The Defense Department (DoD) Office of Under Secretary Acquisition of Sustainment is creating a new certification model to streamline DoD’s cybersecurity acquisition processes, Special Assistant to DoD’s Assistant Secretary of Defense Acquisition for Cyber Katie Arrington said at the Professional Services Council Federal Acquisition Conference today.

Arrington announced that she is working on the Cybersecurity Maturity Model Certification (CMMC) that she is working on with Johns Hopkins University Applied Physics Laboratory and Carnegie Mellon University Software Engineering Institute to “review and combine various cybersecurity standards into one unified standard for cybersecurity.”

The new certification looks to expedite DoD’s cybersecurity acquisition processes, which Arrington said is important because security is the foundation of defense acquisition.

“Defense acquisition only will function in a secure environment,” Arrington said. “So cost, schedule, and performance cannot be traded for security.”

Cybersecurity contracts DoD looks to issue will have required CMMC levels once the certification is released, and the levels will range between levels one and five – a range between basic cyber hygiene requirements and “state-of-the-art” cybersecurity capabilities. The levels will also need to capture both security control and the institutionalization of processes that enhance cybersecurity for Defense Industrial Base (DIB) companies, Arrington added.

Arrington said she aims to complete the CMMC by January 2020, and industry can expect to start seeing the certification in contract requests for information by June 2020, and in requests for evidence by September 2020.
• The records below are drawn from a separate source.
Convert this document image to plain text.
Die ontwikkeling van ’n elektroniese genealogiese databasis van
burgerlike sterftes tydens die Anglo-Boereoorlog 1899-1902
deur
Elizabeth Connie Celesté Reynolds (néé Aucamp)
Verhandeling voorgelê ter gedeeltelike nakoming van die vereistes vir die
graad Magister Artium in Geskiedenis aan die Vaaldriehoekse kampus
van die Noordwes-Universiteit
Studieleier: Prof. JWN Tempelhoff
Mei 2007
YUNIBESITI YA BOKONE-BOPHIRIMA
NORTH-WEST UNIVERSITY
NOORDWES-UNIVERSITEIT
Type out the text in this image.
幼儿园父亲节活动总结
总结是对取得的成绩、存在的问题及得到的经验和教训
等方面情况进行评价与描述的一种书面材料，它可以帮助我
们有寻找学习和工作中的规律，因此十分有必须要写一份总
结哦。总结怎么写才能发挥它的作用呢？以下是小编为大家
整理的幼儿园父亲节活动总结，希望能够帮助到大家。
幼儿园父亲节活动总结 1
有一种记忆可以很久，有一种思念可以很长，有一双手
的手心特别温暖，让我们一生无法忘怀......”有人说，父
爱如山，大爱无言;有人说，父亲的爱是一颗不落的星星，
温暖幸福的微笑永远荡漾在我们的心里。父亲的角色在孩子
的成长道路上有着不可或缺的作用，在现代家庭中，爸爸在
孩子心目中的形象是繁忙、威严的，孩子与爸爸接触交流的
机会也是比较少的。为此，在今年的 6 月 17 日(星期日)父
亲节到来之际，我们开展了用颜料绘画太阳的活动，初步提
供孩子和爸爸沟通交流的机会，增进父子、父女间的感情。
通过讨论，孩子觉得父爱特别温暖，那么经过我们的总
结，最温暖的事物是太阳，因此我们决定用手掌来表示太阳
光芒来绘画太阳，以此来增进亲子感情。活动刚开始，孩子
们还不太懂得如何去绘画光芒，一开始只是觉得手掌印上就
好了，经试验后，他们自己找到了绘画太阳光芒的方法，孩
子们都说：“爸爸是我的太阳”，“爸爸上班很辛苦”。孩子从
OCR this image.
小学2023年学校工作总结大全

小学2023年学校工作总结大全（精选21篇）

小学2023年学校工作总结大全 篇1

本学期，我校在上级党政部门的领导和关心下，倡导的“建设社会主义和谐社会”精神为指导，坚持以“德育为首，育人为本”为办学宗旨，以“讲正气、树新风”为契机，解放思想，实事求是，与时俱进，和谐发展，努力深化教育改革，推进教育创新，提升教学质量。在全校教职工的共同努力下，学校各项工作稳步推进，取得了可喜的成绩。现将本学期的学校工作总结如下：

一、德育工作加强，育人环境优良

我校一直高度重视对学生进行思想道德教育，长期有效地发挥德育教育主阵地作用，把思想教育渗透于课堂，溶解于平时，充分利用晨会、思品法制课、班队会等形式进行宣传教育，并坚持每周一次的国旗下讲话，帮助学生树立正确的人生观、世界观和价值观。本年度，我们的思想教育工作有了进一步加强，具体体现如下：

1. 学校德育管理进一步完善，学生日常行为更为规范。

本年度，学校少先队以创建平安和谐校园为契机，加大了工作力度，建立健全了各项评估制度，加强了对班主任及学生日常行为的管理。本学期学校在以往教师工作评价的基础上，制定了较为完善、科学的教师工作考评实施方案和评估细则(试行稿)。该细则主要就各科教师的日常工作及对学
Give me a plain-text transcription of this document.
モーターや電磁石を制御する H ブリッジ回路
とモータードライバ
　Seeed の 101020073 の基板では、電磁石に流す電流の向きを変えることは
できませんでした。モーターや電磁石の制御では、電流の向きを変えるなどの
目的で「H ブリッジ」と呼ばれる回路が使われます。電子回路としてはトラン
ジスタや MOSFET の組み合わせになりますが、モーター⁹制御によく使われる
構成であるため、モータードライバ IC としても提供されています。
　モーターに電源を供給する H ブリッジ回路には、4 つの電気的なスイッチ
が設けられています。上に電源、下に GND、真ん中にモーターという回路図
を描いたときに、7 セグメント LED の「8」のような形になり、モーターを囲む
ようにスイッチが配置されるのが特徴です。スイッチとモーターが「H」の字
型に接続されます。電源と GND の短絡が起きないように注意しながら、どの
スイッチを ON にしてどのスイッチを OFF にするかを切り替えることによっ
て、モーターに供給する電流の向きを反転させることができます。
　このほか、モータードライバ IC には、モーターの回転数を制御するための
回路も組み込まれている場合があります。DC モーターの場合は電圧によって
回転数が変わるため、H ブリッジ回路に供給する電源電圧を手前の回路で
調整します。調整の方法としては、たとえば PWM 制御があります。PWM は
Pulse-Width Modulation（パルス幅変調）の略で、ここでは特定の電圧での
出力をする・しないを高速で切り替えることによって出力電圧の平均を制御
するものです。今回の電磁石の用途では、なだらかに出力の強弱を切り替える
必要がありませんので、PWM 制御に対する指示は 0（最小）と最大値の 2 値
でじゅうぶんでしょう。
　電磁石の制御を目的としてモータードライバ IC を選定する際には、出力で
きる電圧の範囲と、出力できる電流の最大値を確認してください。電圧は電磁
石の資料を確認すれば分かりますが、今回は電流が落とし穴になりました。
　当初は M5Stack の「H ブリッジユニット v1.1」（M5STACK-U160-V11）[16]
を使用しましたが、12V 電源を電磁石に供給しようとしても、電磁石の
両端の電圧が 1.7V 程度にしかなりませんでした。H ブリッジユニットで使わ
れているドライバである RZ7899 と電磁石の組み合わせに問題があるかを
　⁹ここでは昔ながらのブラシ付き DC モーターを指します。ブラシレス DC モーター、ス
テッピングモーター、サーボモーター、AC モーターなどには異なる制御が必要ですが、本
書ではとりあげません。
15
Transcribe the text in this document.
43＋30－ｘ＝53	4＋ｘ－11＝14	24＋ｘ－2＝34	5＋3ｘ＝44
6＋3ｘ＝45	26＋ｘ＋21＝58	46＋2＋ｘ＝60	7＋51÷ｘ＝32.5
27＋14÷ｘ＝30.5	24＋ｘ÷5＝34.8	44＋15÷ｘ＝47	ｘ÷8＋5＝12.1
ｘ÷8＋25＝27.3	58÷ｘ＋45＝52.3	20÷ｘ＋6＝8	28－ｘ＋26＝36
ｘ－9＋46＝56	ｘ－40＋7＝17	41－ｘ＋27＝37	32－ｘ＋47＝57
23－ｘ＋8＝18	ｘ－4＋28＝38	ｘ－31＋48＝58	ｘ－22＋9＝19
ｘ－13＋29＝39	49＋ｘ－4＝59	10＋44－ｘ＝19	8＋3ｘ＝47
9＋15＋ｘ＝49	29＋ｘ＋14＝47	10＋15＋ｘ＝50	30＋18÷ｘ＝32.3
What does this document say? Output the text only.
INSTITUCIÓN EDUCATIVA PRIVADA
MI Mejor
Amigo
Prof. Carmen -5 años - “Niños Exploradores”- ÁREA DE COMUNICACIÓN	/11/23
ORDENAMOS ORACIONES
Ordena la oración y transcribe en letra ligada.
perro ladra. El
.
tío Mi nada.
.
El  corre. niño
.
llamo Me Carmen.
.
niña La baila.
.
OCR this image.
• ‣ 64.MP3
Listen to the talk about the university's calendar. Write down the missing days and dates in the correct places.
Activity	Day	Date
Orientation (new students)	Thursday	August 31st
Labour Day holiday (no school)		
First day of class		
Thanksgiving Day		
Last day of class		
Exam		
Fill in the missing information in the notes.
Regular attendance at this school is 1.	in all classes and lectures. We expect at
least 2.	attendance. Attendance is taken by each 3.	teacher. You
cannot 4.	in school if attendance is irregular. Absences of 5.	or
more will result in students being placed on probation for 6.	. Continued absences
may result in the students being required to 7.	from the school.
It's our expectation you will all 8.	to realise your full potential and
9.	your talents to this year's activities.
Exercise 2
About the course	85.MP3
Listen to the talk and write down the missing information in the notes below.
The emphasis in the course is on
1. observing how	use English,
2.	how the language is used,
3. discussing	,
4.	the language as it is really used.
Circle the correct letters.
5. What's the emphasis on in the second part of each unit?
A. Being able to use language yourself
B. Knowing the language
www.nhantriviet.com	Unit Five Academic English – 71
Arrington highlighted other features of CMMC, including how it must be semi-automated and cost-effective enough so that small businesses can achieve a minimum level-one certification with CMMC. CMMC will also include a center for cybersecurity education and training, and its model “will be agile enough to adapt to emerging and evolving cyber threats to the DIB sector,” Arrington added.

Within CMMC, a third-party cybersecurity certifier will also conduct audits, collect metrics, and information risk mitigation for the entire supply chain.

As Arrington and her team continue to develop CMMC, she said that they look to industry for help in creating it. Between this July and August, they will travel to San Diego; San Antonio; Huntsville, Ala.; Tampa, Fla.; Boston; Washington; Phoenix; Detroit; Colorado Springs, Colo.; Seattle; and Kansas City, Mo., to hold listening sessions and industry days.

Arrington stressed that with the increasingly interconnected nature of government and industry in data security, it is critical for public-private sector collaboration in developing the certification.

“With 70 percent of my data living in your environment, I’m home, so we need to work together to secure it,” Arrington said. “Who is the government? You are when you’re the taxpayer. That’s your money. That’s your data that you have paid for that our adversaries are taking and using it against us. We should be infuriated as a nation about our data. With $600 billion a year being expelled by our adversaries; this room should be irate.”